Le Psaume 35 comprend trois prières ou complaintes, terminées chacune par une parole de louange, dans la prévision du secours divin. Les dix premiers versets sont une invocation adressée à l’Éternel comme au guerrier qui peut repousser l’ennemi (versets 1 à 10). Les huit versets suivants exposent l’ingratitude de cet ennemi, qui répond à l’affection par la haine (versets 11 à 18). Les dix derniers versets font appel à la justice de Dieu, pour changer en confusion la joie perfide des persécuteurs (versets 19 à 28).
Appel à l’Éternel pour arrêter l’ennemi (versets 1 à 3), changer sa poursuite en fuite (versets 4 à 6) et le précipiter dans la fosse qu’il a creusée pour l’innocent (versets 7 et 8). Ainsi la détresse de ce dernier sera changée en joie (versets 9 et 10).
Sois l’adversaire… On pourrait traduire aussi : Plaide contre ceux qui plaident, défends ma cause (1 Samuel 24.16).

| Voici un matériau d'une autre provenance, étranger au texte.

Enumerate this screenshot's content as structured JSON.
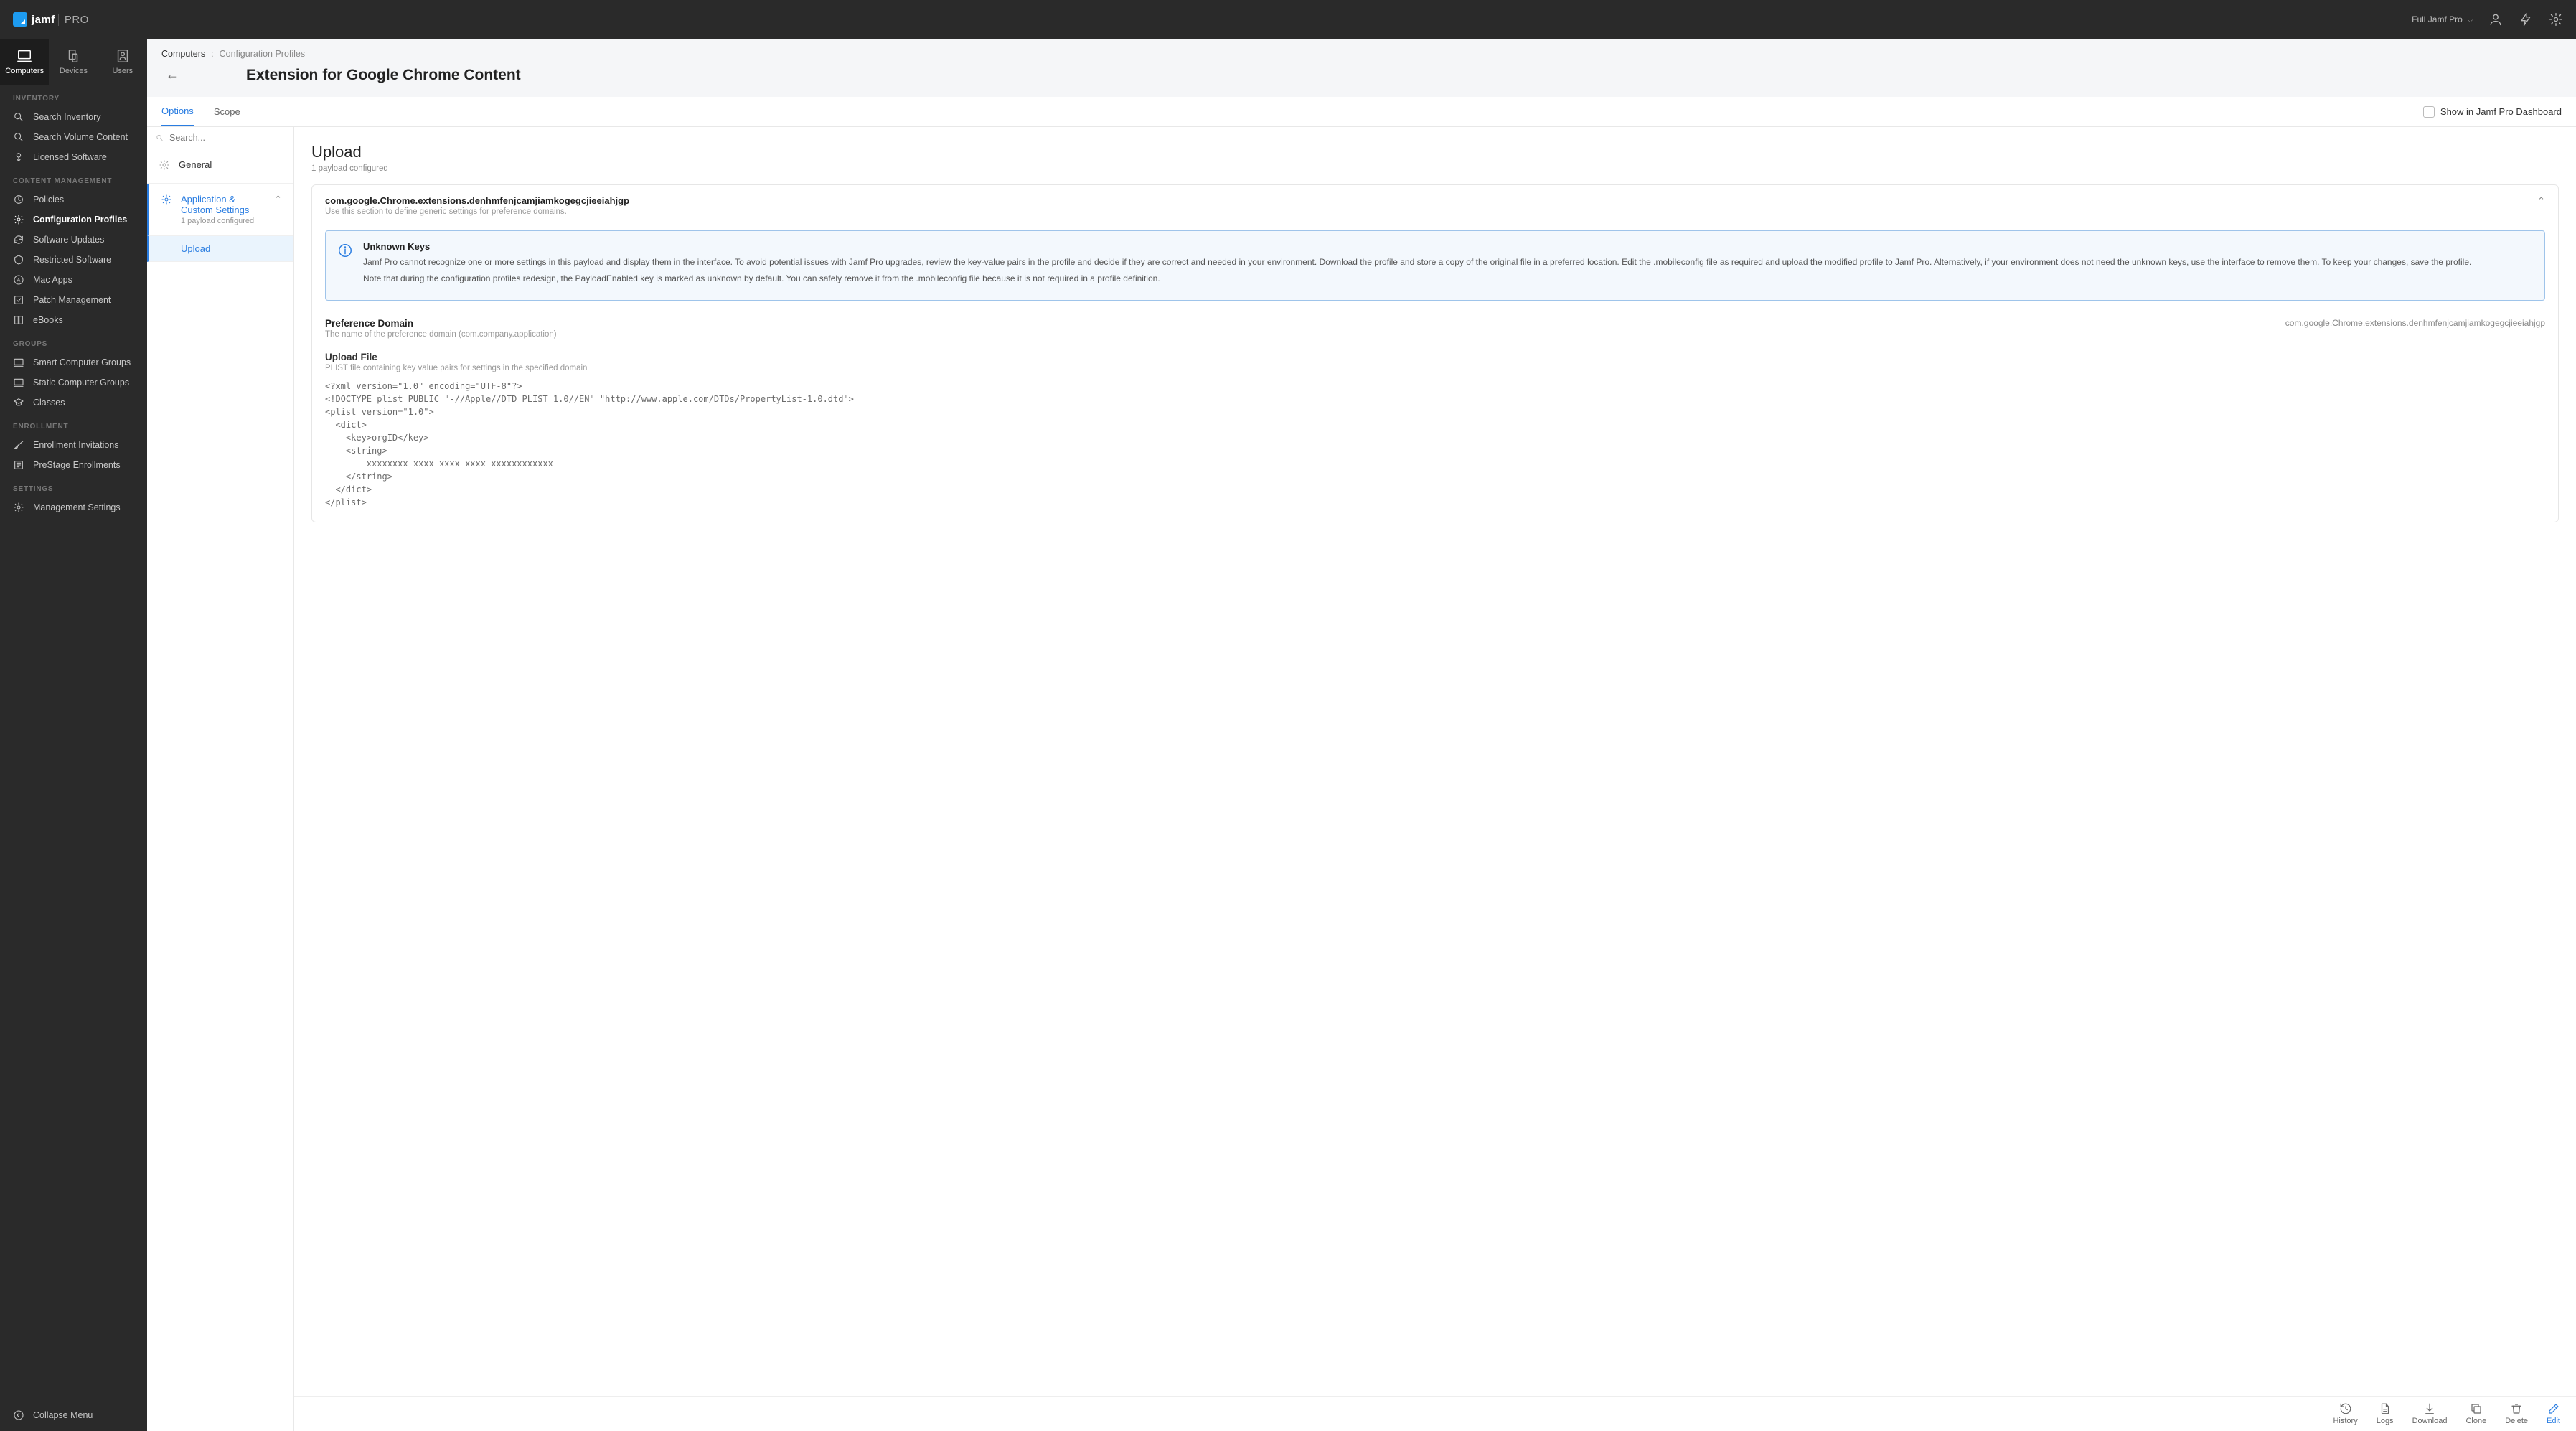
{
  "brand": {
    "name_bold": "jamf",
    "name_thin": "PRO"
  },
  "topbar": {
    "site_label": "Full Jamf Pro"
  },
  "section_tabs": {
    "computers": "Computers",
    "devices": "Devices",
    "users": "Users"
  },
  "nav": {
    "groups": [
      {
        "title": "INVENTORY",
        "items": [
          "Search Inventory",
          "Search Volume Content",
          "Licensed Software"
        ]
      },
      {
        "title": "CONTENT MANAGEMENT",
        "items": [
          "Policies",
          "Configuration Profiles",
          "Software Updates",
          "Restricted Software",
          "Mac Apps",
          "Patch Management",
          "eBooks"
        ],
        "active_index": 1
      },
      {
        "title": "GROUPS",
        "items": [
          "Smart Computer Groups",
          "Static Computer Groups",
          "Classes"
        ]
      },
      {
        "title": "ENROLLMENT",
        "items": [
          "Enrollment Invitations",
          "PreStage Enrollments"
        ]
      },
      {
        "title": "SETTINGS",
        "items": [
          "Management Settings"
        ]
      }
    ],
    "collapse": "Collapse Menu"
  },
  "breadcrumb": {
    "root": "Computers",
    "current": "Configuration Profiles"
  },
  "page": {
    "title": "Extension for Google Chrome Content"
  },
  "tabs": {
    "options": "Options",
    "scope": "Scope",
    "dashboard_toggle": "Show in Jamf Pro Dashboard"
  },
  "payload_sidebar": {
    "search_placeholder": "Search...",
    "general": "General",
    "app_custom": {
      "title": "Application & Custom Settings",
      "meta": "1 payload configured",
      "sub_upload": "Upload"
    }
  },
  "upload": {
    "heading": "Upload",
    "subtext": "1 payload configured",
    "domain_title": "com.google.Chrome.extensions.denhmfenjcamjiamkogegcjieeiahjgp",
    "domain_sub": "Use this section to define generic settings for preference domains.",
    "alert": {
      "title": "Unknown Keys",
      "p1": "Jamf Pro cannot recognize one or more settings in this payload and display them in the interface. To avoid potential issues with Jamf Pro upgrades, review the key-value pairs in the profile and decide if they are correct and needed in your environment. Download the profile and store a copy of the original file in a preferred location. Edit the .mobileconfig file as required and upload the modified profile to Jamf Pro. Alternatively, if your environment does not need the unknown keys, use the interface to remove them. To keep your changes, save the profile.",
      "p2": "Note that during the configuration profiles redesign, the PayloadEnabled key is marked as unknown by default. You can safely remove it from the .mobileconfig file because it is not required in a profile definition."
    },
    "pref_domain": {
      "label": "Preference Domain",
      "desc": "The name of the preference domain (com.company.application)",
      "value": "com.google.Chrome.extensions.denhmfenjcamjiamkogegcjieeiahjgp"
    },
    "upload_file": {
      "label": "Upload File",
      "desc": "PLIST file containing key value pairs for settings in the specified domain",
      "plist": "<?xml version=\"1.0\" encoding=\"UTF-8\"?>\n<!DOCTYPE plist PUBLIC \"-//Apple//DTD PLIST 1.0//EN\" \"http://www.apple.com/DTDs/PropertyList-1.0.dtd\">\n<plist version=\"1.0\">\n  <dict>\n    <key>orgID</key>\n    <string>\n        xxxxxxxx-xxxx-xxxx-xxxx-xxxxxxxxxxxx\n    </string>\n  </dict>\n</plist>"
    }
  },
  "actions": {
    "history": "History",
    "logs": "Logs",
    "download": "Download",
    "clone": "Clone",
    "delete": "Delete",
    "edit": "Edit"
  }
}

Ce que David demande ici, Dieu le promet aux siens dans les mêmes termes qu’emploie notre psaume (Ésaïe 49.25).
Le petit bouclier : le bouclier rond les troupes légères ; le grand bouclier était de forme oblongue et protégeait le corps presque en entier. L’Éternel est invité à parer les coups de l’ennemi par tous les moyens possibles.
Après les armes défensives, les armes offensives. On traduit aussi : Tire la lance et la hache d’armes, pour aller à la rencontre… Mais la hache ne paraît pas avoir été employée comme arme de guerre par les Israélites.
Que le triomphe sur lequel comptent les ennemis se change en honteuse défaite, sous l’épée de l’ange de l’Éternel (verset 5). Pour cette dernière expression, voir Psaumes 34.8, note. Les Psaumes 34 et 35 sont les seuls où elle se trouve.
L’ennemi en fuite tombera dans le piège qu’il a tendu lui-même. Comparez Psaumes 7.15-17.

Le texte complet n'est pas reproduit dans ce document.